Time Series as Language: A Universal Tokenizer for General-Purpose Time Series Foundation Models
时间序列作为语言:通用时间序列基础模型的通用分词器
Yunhao Zhang, Ruiying Qi, Jiale Zheng, Jianfeng Zhang, Lujia Pan, Junchi Yan
AI总结 提出UniTok通用分词器将时间序列转化为离散令牌,并基于NTP预训练UniTok-FM基础模型,支持零样本预测、提示增强预测以及少样本生成和分类,无需任务特定修改。
详情
虽然下一个令牌预测(NTP)统一了LLM的预训练,但其对无界、连续时间序列(TS)的适应仍然是一个开放问题。为了弥合这一差距,我们引入了UniTok,一个将TS转化为离散令牌的通用分词器,以及UniTok-FM,一个在这些令牌上通过NTP预训练的基础模型。UniTok-FM是一个通用基础模型,支持零样本和提示增强的预测,以及通过无训练上下文推理进行的少样本生成和分类——这是先前工作未能实现的能力。在技术上,UniTok是一个向量量化自编码器,结合了前缀归一化以实现尺度稳定、渐进分辨率因果架构用于编码和解码,以及结构保持重建损失用于训练。UniTok-FM采用现成的LLM架构,无需针对TS的特定修改。它不是在孤立的TS上预训练,而是在由多个具有相似模式的序列形成的上下文窗口上执行NTP,旨在捕捉它们的共享动态。在预测、生成和分类上的实验表明,单个统一的UniTok-FM始终优于统计和监督基线,与任务特定的基础模型性能相当,并且独特地实现了跨任务的无训练上下文推理。

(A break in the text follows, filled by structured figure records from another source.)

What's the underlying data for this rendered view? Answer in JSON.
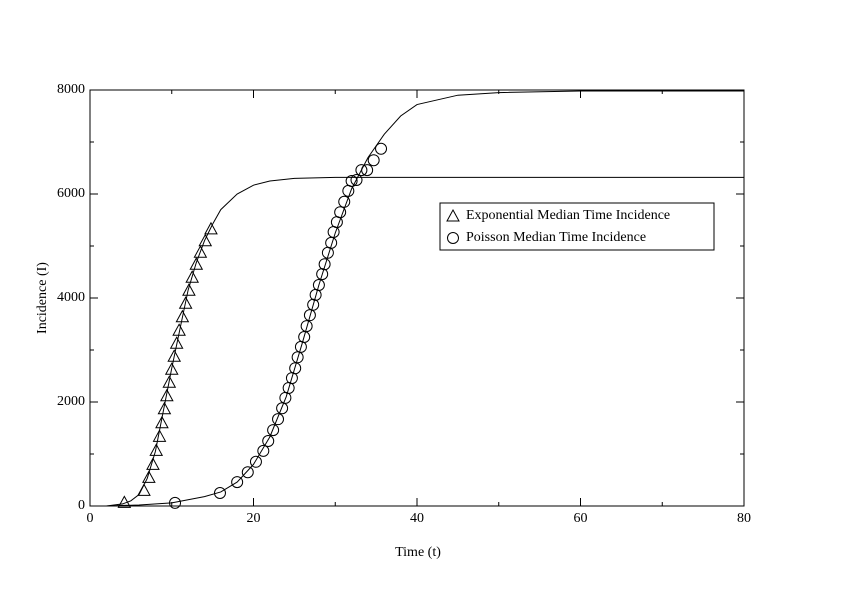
{
  "chart_data": {
    "type": "scatter",
    "xlabel": "Time (t)",
    "ylabel": "Incidence (I)",
    "xlim": [
      0,
      80
    ],
    "xticks": [
      0,
      20,
      40,
      60,
      80
    ],
    "xminorticks": [
      10,
      30,
      50,
      70
    ],
    "ylim": [
      0,
      8000
    ],
    "yticks": [
      0,
      2000,
      4000,
      6000,
      8000
    ],
    "yminorticks": [
      1000,
      3000,
      5000,
      7000
    ],
    "color": "#000000",
    "series": [
      {
        "name": "Exponential Median Time Incidence",
        "marker": "triangle",
        "x": [
          4.2,
          6.6,
          7.2,
          7.7,
          8.1,
          8.5,
          8.8,
          9.1,
          9.4,
          9.7,
          10.0,
          10.3,
          10.6,
          10.9,
          11.3,
          11.7,
          12.1,
          12.5,
          13.0,
          13.5,
          14.1,
          14.8
        ],
        "values": [
          70,
          300,
          550,
          800,
          1070,
          1340,
          1600,
          1870,
          2120,
          2380,
          2630,
          2880,
          3130,
          3380,
          3640,
          3900,
          4150,
          4400,
          4650,
          4880,
          5100,
          5330
        ],
        "curve": {
          "x": [
            2,
            4,
            5,
            6,
            7,
            8,
            9,
            10,
            11,
            12,
            13,
            14,
            15,
            16,
            18,
            20,
            22,
            25,
            30,
            80
          ],
          "values": [
            0,
            40,
            100,
            220,
            530,
            1050,
            1850,
            2650,
            3400,
            4150,
            4680,
            5100,
            5420,
            5700,
            6000,
            6170,
            6250,
            6300,
            6320,
            6320
          ]
        }
      },
      {
        "name": "Poisson Median Time Incidence",
        "marker": "circle",
        "x": [
          10.4,
          15.9,
          18.0,
          19.3,
          20.3,
          21.2,
          21.8,
          22.4,
          23.0,
          23.5,
          23.9,
          24.3,
          24.7,
          25.1,
          25.4,
          25.8,
          26.2,
          26.5,
          26.9,
          27.3,
          27.6,
          28.0,
          28.4,
          28.7,
          29.1,
          29.5,
          29.8,
          30.2,
          30.6,
          31.1,
          31.6,
          32.0,
          32.6,
          33.2,
          33.9,
          34.7,
          35.6
        ],
        "values": [
          60,
          250,
          460,
          650,
          850,
          1060,
          1250,
          1460,
          1670,
          1880,
          2080,
          2270,
          2460,
          2650,
          2860,
          3060,
          3250,
          3460,
          3670,
          3870,
          4060,
          4250,
          4460,
          4650,
          4870,
          5060,
          5270,
          5460,
          5650,
          5850,
          6060,
          6250,
          6270,
          6460,
          6460,
          6650,
          6870
        ],
        "curve": {
          "x": [
            2,
            6,
            10,
            14,
            16,
            18,
            20,
            22,
            24,
            26,
            28,
            30,
            32,
            34,
            36,
            38,
            40,
            45,
            50,
            60,
            80
          ],
          "values": [
            0,
            20,
            60,
            180,
            270,
            460,
            800,
            1330,
            2100,
            3150,
            4250,
            5250,
            6100,
            6700,
            7150,
            7500,
            7720,
            7900,
            7950,
            7980,
            7980
          ]
        }
      }
    ]
  }
}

While Next-Token Prediction (NTP) has unified LLM pretraining, its adaptation to unbounded, continuous time series (TS) remains open. To bridge the gap, we introduce UniTok, a universal tokenizer that transforms TS into discrete tokens, and UniTok-FM, a foundation model pretrained via NTP on these tokens. UniTok-FM is a general-purpose foundation model that supports zero-shot and prompt-boosted forecasting, as well as few-shot generation and classification via training-free in-context inference--a capability not achieved by prior works. Technically, UniTok is a vector-quantized autoencoder incorporating prefix normalization for scale stabilization, a progressive-resolution causal architecture for encoding and decoding, and a structure-preserving reconstruction loss for training. UniTok-FM adopts an off-the-shelf LLM architecture without TS-specific modifications. Instead of pretraining on isolated TS, it performs NTP on context windows formed by multiple series with similar patterns, aiming to capture their shared dynamics. Experiments on forecasting, generation, and classification show that a single unified UniTok-FM consistently outperforms statistical and supervised baselines, achieves competitive performance with task-specific foundation models, and uniquely enables training-free in-context inference across tasks.